= Lemont Kier =

American chemist and researcher

Lemont Burwell Kier (September 13, 1930 - Jan 2, 2024) was an American chemist and researcher in the field of drug design and medicinal chemistry. He was the recipient of the American Association of Pharmaceutical Scientists 2008 Research Achievement Award in Drug Development and Discovery. Kier obtained his PhD in Medicinal Chemistry at the University of Minnesota in 1958. His last position was Professor Emeritus of Medicinal Chemistry and Nurse Anesthesia at Virginia Commonwealth University in Richmond, Virginia. He participated in the founding of the Center for the Study of Biological Complexity at Virginia Commonwealth University.

==Work==
Kier built one of the first models in which molecular orbital theory was applied successfully to drug design and development. Later, he and his colleague, Lowell Hall, developed what is now called the "Kier-Hall Index" to describe molecular connectivity. His particular expertise in the question “How do chemical modifications affect particular physical properties of drugs?” has been used to develop the theory of the interaction of general anesthetic gases with the body, and the theory of taste (and in particular, sweetness).
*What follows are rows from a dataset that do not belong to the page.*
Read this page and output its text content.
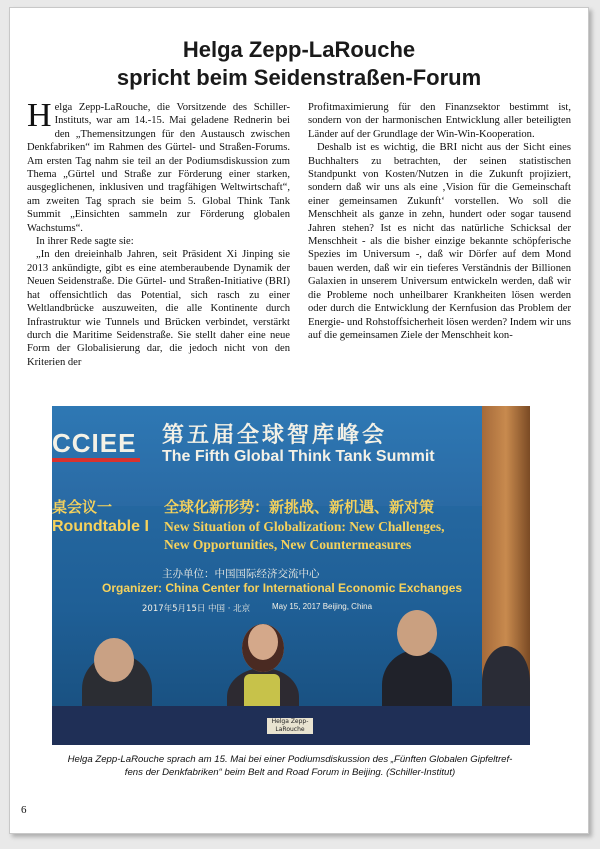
Helga Zepp-LaRouche
spricht beim Seidenstraßen-Forum

Helga Zepp-LaRouche, die Vorsitzende des Schiller-Instituts, war am 14.-15. Mai geladene Rednerin bei den „Themensitzungen für den Austausch zwischen Denkfabriken“ im Rahmen des Gürtel- und Straßen-Forums. Am ersten Tag nahm sie teil an der Podiumsdiskussion zum Thema „Gürtel und Straße zur Förderung einer starken, ausgeglichenen, inklusiven und tragfähigen Weltwirtschaft“, am zweiten Tag sprach sie beim 5. Global Think Tank Summit „Einsichten sammeln zur Förderung globalen Wachstums“.

In ihrer Rede sagte sie:

„In den dreieinhalb Jahren, seit Präsident Xi Jinping sie 2013 ankündigte, gibt es eine atemberaubende Dynamik der Neuen Seidenstraße. Die Gürtel- und Straßen-Initiative (BRI) hat offensichtlich das Potential, sich rasch zu einer Weltlandbrücke auszuweiten, die alle Kontinente durch Infrastruktur wie Tunnels und Brücken verbindet, verstärkt durch die Maritime Seidenstraße. Sie stellt daher eine neue Form der Globalisierung dar, die jedoch nicht von den Kriterien der

Profitmaximierung für den Finanzsektor bestimmt ist, sondern von der harmonischen Entwicklung aller beteiligten Länder auf der Grundlage der Win-Win-Kooperation.

Deshalb ist es wichtig, die BRI nicht aus der Sicht eines Buchhalters zu betrachten, der seinen statistischen Standpunkt von Kosten/Nutzen in die Zukunft projiziert, sondern daß wir uns als eine ‚Vision für die Gemeinschaft einer gemeinsamen Zukunft‘ vorstellen. Wo soll die Menschheit als ganze in zehn, hundert oder sogar tausend Jahren stehen? Ist es nicht das natürliche Schicksal der Menschheit - als die bisher einzige bekannte schöpferische Spezies im Universum -, daß wir Dörfer auf dem Mond bauen werden, daß wir ein tieferes Verständnis der Billionen Galaxien in unserem Universum entwickeln werden, daß wir die Probleme noch unheilbarer Krankheiten lösen werden oder durch die Entwicklung der Kernfusion das Problem der Energie- und Rohstoffsicherheit lösen werden? Indem wir uns auf die gemeinsamen Ziele der Menschheit kon-

CCIEE 第五届全球智库峰会
The Fifth Global Think Tank Summit
桌会议一
Roundtable I
全球化新形势：新挑战、新机遇、新对策
New Situation of Globalization: New Challenges,
New Opportunities, New Countermeasures
主办单位：中国国际经济交流中心
Organizer: China Center for International Economic Exchanges
2017年5月15日 中国 · 北京	May 15, 2017 Beijing, China
Helga Zepp-LaRouche
Helga Zepp-LaRouche sprach am 15. Mai bei einer Podiumsdiskussion des „Fünften Globalen Gipfeltref-
fens der Denkfabriken“ beim Belt and Road Forum in Beijing. (Schiller-Institut)
6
Professor Kier is the author or co-author of eight books: Molecular Orbital Theory In Drug Research; Molecular Connectivity In Chemistry and Drug Research; Molecular Connectivity in Structure Activity Analysis; Molecular Structure Description: The Electrotopological State; Medicinal Chemistry and Physics for Nurse Anesthetists; Cellular Automata Modeling of Chemical Systems; and Science and Complexity for Life Science Students.